Мимо, вдоль вагона, прошел темноликий, хмурый священник, старая бабка поставила на край лавки узлы, в углу купе, в темноте, кто-то сверкал золотыми зубами и чей-то усталый голос произнёс - “Господи, вонища -то какая…Опять возля туалета…” Поезд тронулся.
Через пять часов была Рязань, потом автобус, медленно катившейся вдоль узкоколейки, которая пряталась в лопухах и выглядела безжизненно. Наконец, автобус остановился в Спас Клепиках, горячим брюхом грея траву.

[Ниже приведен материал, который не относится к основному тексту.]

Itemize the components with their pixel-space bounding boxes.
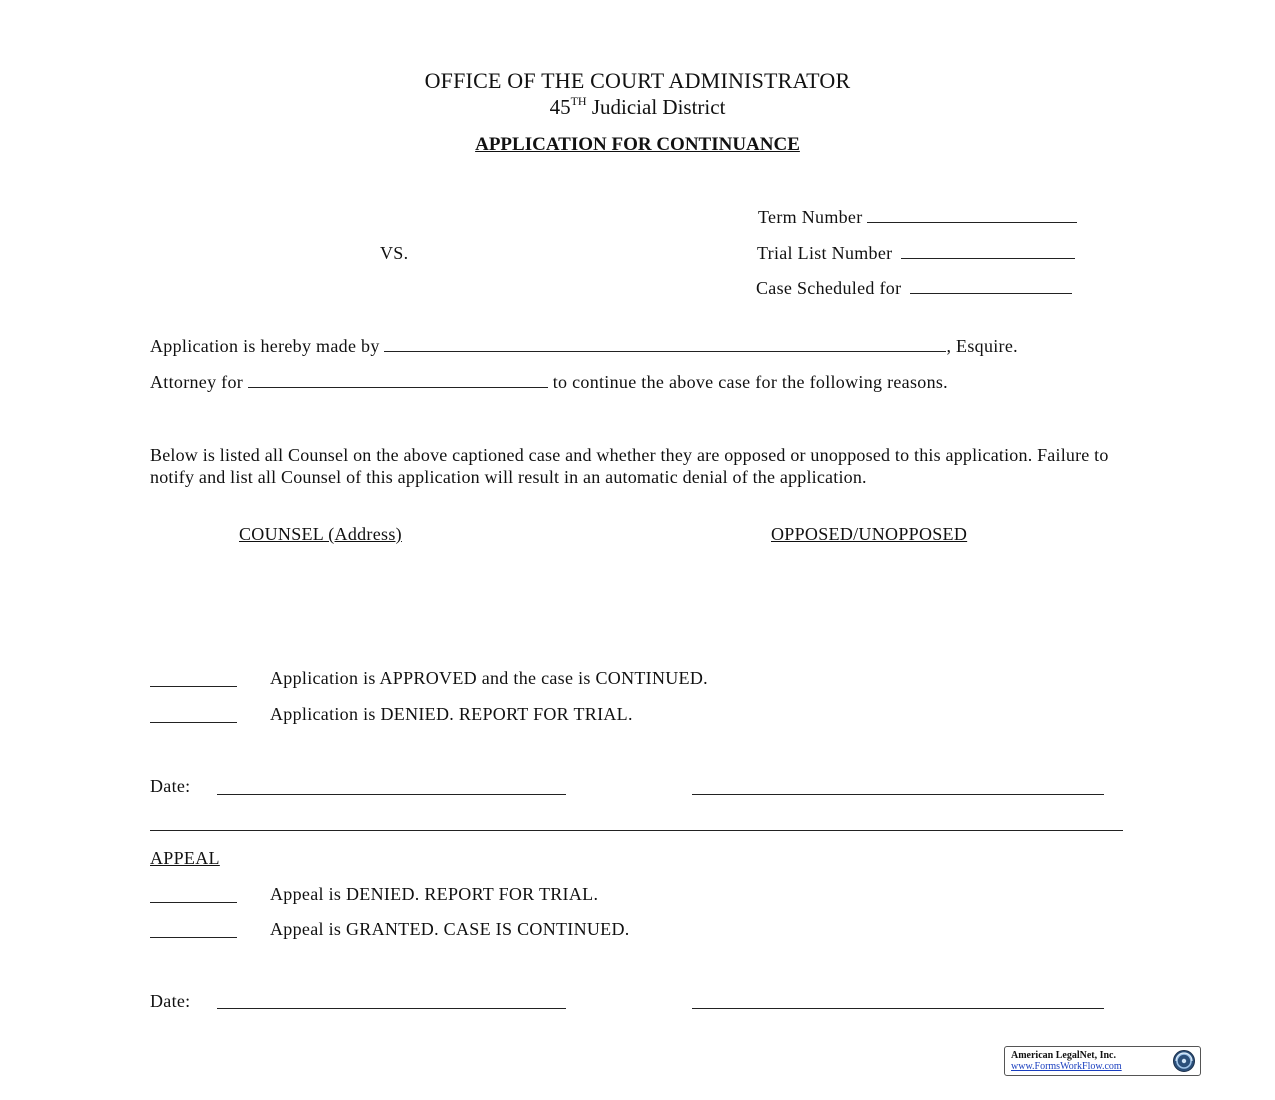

Напротив остановки, в заборе, виднелась большая дыра и сквозь неё таже узкоколейка. Я просунул голову в дырку и справа, на крыльце домика из чёрных шпал, увидел старика со слезящимися глазами.
“Не работает дорога-то? - спросил я.
Почаму, работаить - ответил слезливый старик.
“ И поезда ходят? - спросил.
 Да, ходють, ишо как!
А когда следующий?” Старик посмотрел на солнце. “Нескоро.”
А сколько километров до Тумы” Старик опять посмотрел на солнце, потом на дорогу и ответил - “да почитай все двадцать будут”.
Автобус уехал. Когда вернулась испуганная им тишина, стало слышно как чешет рога о забор серая, брюхатая коза.
“Где мы?” - спросила девушка.
В Мещёре. Пойдём по дороге до Тумы и успеем на поезд до Владимира.
“А долго идти?   Километров семь-восемь.”
 Впереди по шпалам шли три тостые женщины. Они то пели, то чего -то жевали, а потом свернули с дороги в лес и мы остались одни.
Лес сомкнулся над узкой дорогой, осталась крошечная синяя полоска неба. Кругом надсадно пели комары и слепни, напоминая высушенных динозавров, листья деревьев прогибались под набухшими изумрудными каплями, только что прошедшего дождя, сотни паучков свисали с ниточек из чистого серебра, спелая земляника мигала в траве светофорными глазками.
Мы прошли около 11 километров.
У притихшего в лопухах домика смотрителя стояла разбитая теплушка.
“Похоже мы опаздываем.
Не знаю, но я устала”
Мы легли на доски возле заброшенного  домика. Ёлки вполголоса о чём-то переговаривались с берёзами.
“О чём они говорят - спросила девушка. О тебе! У тебя весь рот в землянике. И язык.
Из леса вышел хмурый, маленький и корявый мужичок и не глядя прошел мимо.
“Лесовичок - произнёс я. Страшный какой” - добавила девушка.
Снизу к доскам крепились ржавые колёса. Оказывается мы лежали на дрезине, привязанной к столбу железным тросом и заросшей огромными лопухами.
“Ты знаешь какие-нибудь волшебные слова - спросил я.
“Я тебя люблю - сказала она. Мне подумалось - откуда она знает…
Сбил камнем трос и дрезина покатилась. Я бежал сзади и разгонял её словно самокат. Потом прыгал и она долго бежала по инерции, как ржавая карусельная лошадь. От рельс пахло гарью, сухой скошенной травой и кислой полынью. А когда кончился лес началось длинное поле, уставленное скирдами. Над ними плыли лиловые тучи и гнали перед собой рыжее солнце…
Навстречу нам пыхтел крошечный рабочий паравозик Увидев нас, он издал пронзительный, испуганный свист.